Dogs are heart-warming creatures who elicit extremely strong feelings of affection, and anyone who owns one will fully understand why. There are times, though, when our dogs behave in ways that need correction, and although telling off our pets is not easy, sometimes it needs to be done. This infographic from Greyhounds as Pets https://gapnsw.com.au/ looks at common dog behaviours which should be rectified if you notice them in your dog.
- Incessant barking: When we hear our dogs bark, the instinctive reaction is usually to shout at them to stop. This serves only to aggravate the problem and it takes obedience training to curtail the regularity with which they bark.
- Excessive chewing: Dogs explore with their mouths, but that can be problematic if they chew on something precious (e.g. an expensive or highly important item of clothing).

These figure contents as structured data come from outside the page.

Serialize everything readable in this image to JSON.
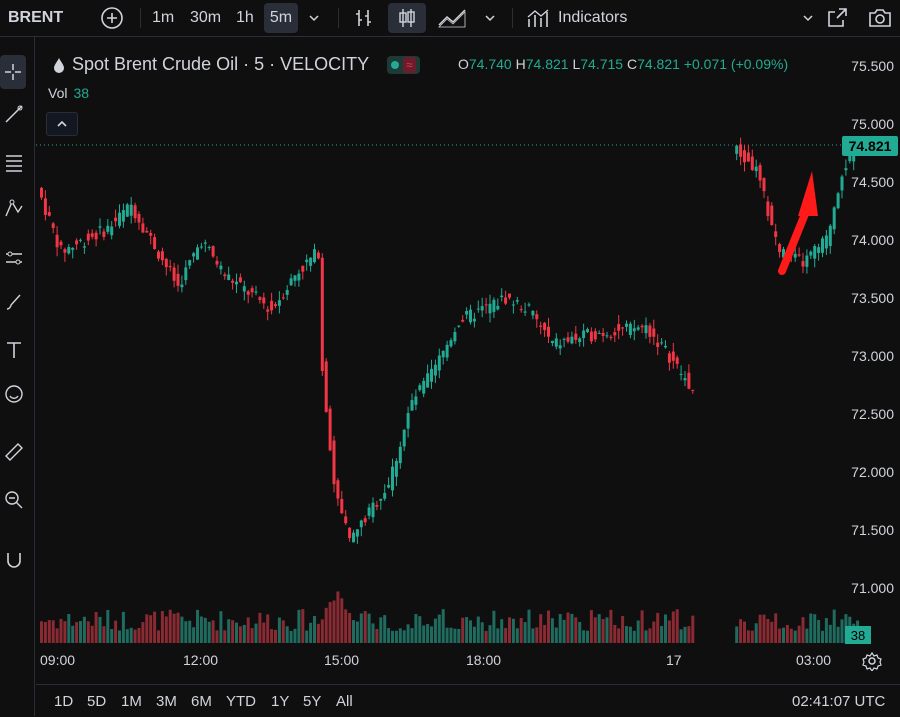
{
  "toolbar": {
    "symbol": "BRENT",
    "intervals": [
      "1m",
      "30m",
      "1h",
      "5m"
    ],
    "active_interval": "5m",
    "indicators_label": "Indicators"
  },
  "legend": {
    "title": "Spot Brent Crude Oil · 5 · VELOCITY",
    "o_label": "O",
    "o": "74.740",
    "h_label": "H",
    "h": "74.821",
    "l_label": "L",
    "l": "74.715",
    "c_label": "C",
    "c": "74.821",
    "change": "+0.071 (+0.09%)",
    "vol_label": "Vol",
    "vol": "38"
  },
  "yaxis": {
    "ticks": [
      "75.500",
      "75.000",
      "74.500",
      "74.000",
      "73.500",
      "73.000",
      "72.500",
      "72.000",
      "71.500",
      "71.000"
    ],
    "last_price": "74.821",
    "last_volume": "38"
  },
  "xaxis": {
    "ticks": [
      "09:00",
      "12:00",
      "15:00",
      "18:00",
      "17",
      "03:00"
    ]
  },
  "ranges": [
    "1D",
    "5D",
    "1M",
    "3M",
    "6M",
    "YTD",
    "1Y",
    "5Y",
    "All"
  ],
  "clock": "02:41:07 UTC",
  "colors": {
    "up": "#22ab94",
    "down": "#f23645",
    "annotation": "#ff1a1a"
  },
  "chart_data": {
    "type": "candlestick",
    "series": [
      {
        "time": "08:00",
        "close": 74.45
      },
      {
        "time": "08:30",
        "close": 73.9
      },
      {
        "time": "09:30",
        "close": 74.1
      },
      {
        "time": "10:00",
        "close": 74.3
      },
      {
        "time": "11:00",
        "close": 73.6
      },
      {
        "time": "11:30",
        "close": 74.0
      },
      {
        "time": "12:00",
        "close": 73.7
      },
      {
        "time": "13:00",
        "close": 73.4
      },
      {
        "time": "13:30",
        "close": 73.7
      },
      {
        "time": "14:00",
        "close": 73.9
      },
      {
        "time": "14:05",
        "close": 72.9
      },
      {
        "time": "14:20",
        "close": 71.9
      },
      {
        "time": "14:40",
        "close": 71.4
      },
      {
        "time": "15:00",
        "close": 71.6
      },
      {
        "time": "15:30",
        "close": 71.9
      },
      {
        "time": "16:00",
        "close": 72.6
      },
      {
        "time": "16:30",
        "close": 72.9
      },
      {
        "time": "17:00",
        "close": 73.3
      },
      {
        "time": "17:30",
        "close": 73.4
      },
      {
        "time": "18:00",
        "close": 73.5
      },
      {
        "time": "18:30",
        "close": 73.4
      },
      {
        "time": "19:00",
        "close": 73.1
      },
      {
        "time": "20:00",
        "close": 73.2
      },
      {
        "time": "21:00",
        "close": 73.25
      },
      {
        "time": "21:30",
        "close": 73.0
      },
      {
        "time": "22:00",
        "close": 72.7
      },
      {
        "time": "00:00",
        "close": 74.8
      },
      {
        "time": "00:30",
        "close": 74.6
      },
      {
        "time": "01:00",
        "close": 73.9
      },
      {
        "time": "01:30",
        "close": 73.8
      },
      {
        "time": "02:00",
        "close": 74.0
      },
      {
        "time": "02:20",
        "close": 74.6
      },
      {
        "time": "02:40",
        "close": 74.821
      }
    ],
    "ylim": [
      70.9,
      75.6
    ]
  }
}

Give your dog an appropriate toy to chew upon so that they don’t go for what they shouldn’t.
- Begging: If you feed your dog from the kitchen table once, it will expect the same thereafter. Just don’t do this; take them to another room while you’re eating.
- Pulling on the leash: If you feel your dog pulling on the leash while walking, stop and they will do likewise once they realise you’re not moving. In time, they will come to know that pulling has no benefit.
- Digging holes: If you see your dog digging where they shouldn’t, stop them immediately and distract them with a toy instead.
- Isolation: It’s hard for your dog when they’re left alone, but you can’t be around them 24/7. Give them something to keep them occupied and leave them for a few minutes before calmly returning.
- Biting: If a dog feels threatened or nervous, they are more likely to bite. Expose them gradually to social settings from an early stage so that they feel comfortable around others.
- Whining for attention: It can be hard to ignore your dog when it whines, but you can’t let it command attention that easily. Let them know firmly but not rudely that you’re in charge and they’ll get the message.